Il padre ripone la tazzina sul tavolo; la fissa perplesso. «Cos’è che vuoi dirmi?»

«Ho deciso di andare in un convento; iniziare un noviziato per diventare suora»

«Cosa?»

«Sì, hai capito bene. Ci sono già stata per una settimana. Si trova dalle parti di San Gimignano è un convento di clausura»

«Un convento? Di pazzie ne hai sempre fatte tante, ma questa poi! Cosa pensi di trovare in un convento di clausura?»

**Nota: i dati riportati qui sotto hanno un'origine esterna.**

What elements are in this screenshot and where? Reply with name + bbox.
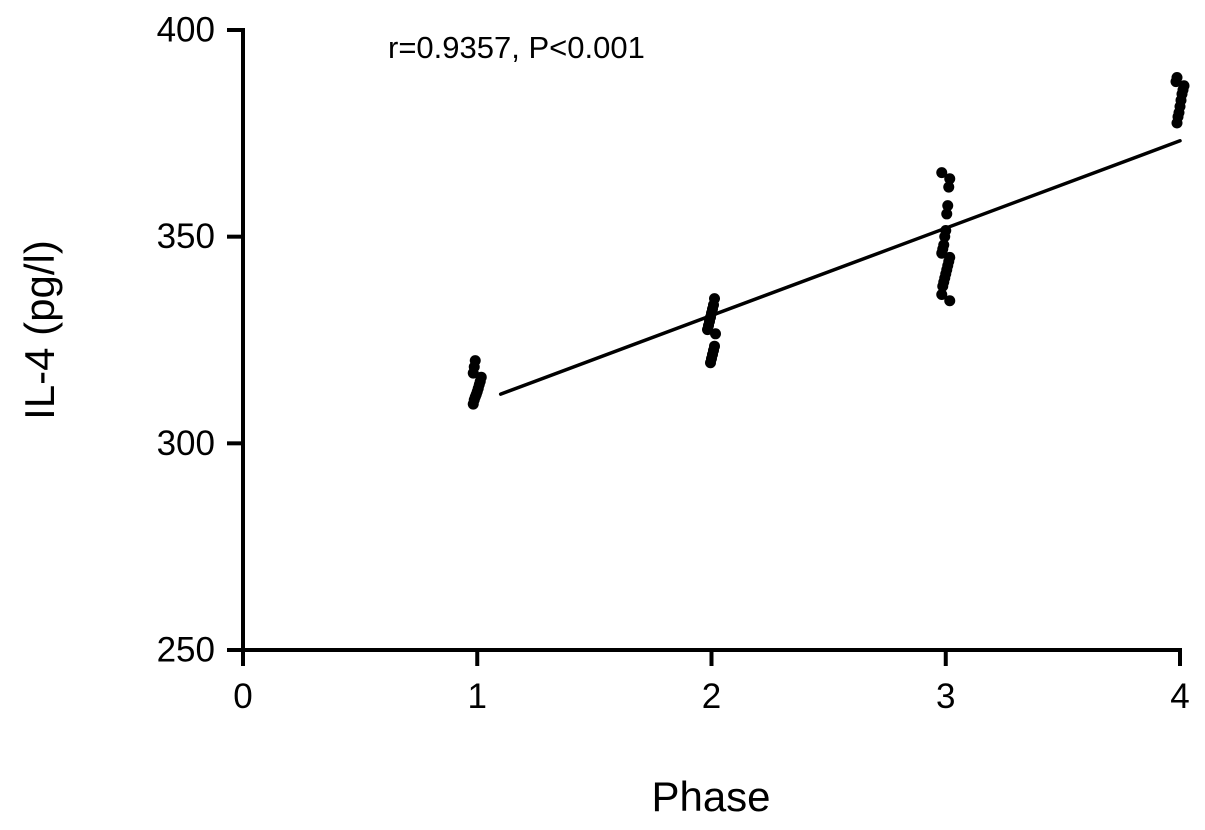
data-point — [940, 224, 952, 236]
y-tick-label: 400 — [157, 11, 215, 50]
regression-line — [498, 139, 1182, 396]
x-tick-label: 2 — [702, 677, 721, 716]
x-axis-title: Phase — [651, 773, 771, 820]
x-tick-label: 3 — [936, 677, 955, 716]
data-point — [944, 295, 956, 307]
data-point — [936, 289, 948, 301]
data-point — [709, 293, 720, 305]
data-point — [942, 200, 954, 212]
x-tick-label: 0 — [233, 677, 252, 716]
data-point — [944, 173, 956, 185]
y-axis-title: IL-4 (pg/l) — [16, 240, 63, 420]
data-point — [936, 167, 948, 179]
y-tick-label: 300 — [157, 424, 215, 463]
data-point — [941, 208, 953, 220]
data-point — [709, 340, 720, 352]
correlation-annotation: r=0.9357, P<0.001 — [388, 30, 645, 65]
y-tick-label: 250 — [157, 631, 215, 670]
y-tick-label: 350 — [157, 217, 215, 256]
data-point — [469, 355, 481, 367]
x-tick-label: 4 — [1170, 677, 1189, 716]
data-point — [943, 181, 955, 193]
data-point — [938, 239, 950, 251]
data-point — [1171, 72, 1183, 84]
x-tick-label: 1 — [468, 677, 487, 716]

«Sto cercando la verità, papà.»

«Quale verità? La stessa che cercavi in una bottiglia. La verità che ti ha portato a vivere con quella massa di sbandati.»

«Forse sì, papà; la stessa verità»

«Mi dispiace, ma non riesco a immaginarti in un convento; di clausura poi! Tu, che vuoi diventare suora. Tutto il giorno a pregare. Tu… ma se da bambina non venivi mai a messa. Eri la contestatrice, la rivoluzionaria»

«Quella ragazzina ora non c’è più. Ho fatto tanti errori, ma senza la verità siamo nulla. Capisci cosa intendo?»

«No, Carla, non capisco. Forse non ti abbiamo mai capito!»

«Il cuore mi dice che comprenderai. Per adesso parto per andare in convento a fare il noviziato. E’ solo l’inizio del cammino, papà».

La finestra riflette la mia silhouette. Mio padre non riesce a bere il caffè, rimane muto sulla sedia; mi osserva e non sa se sorridere o piangere. Io guardo fuori, dove la neve continua a scendere. Tutto copre, tutto sopporta.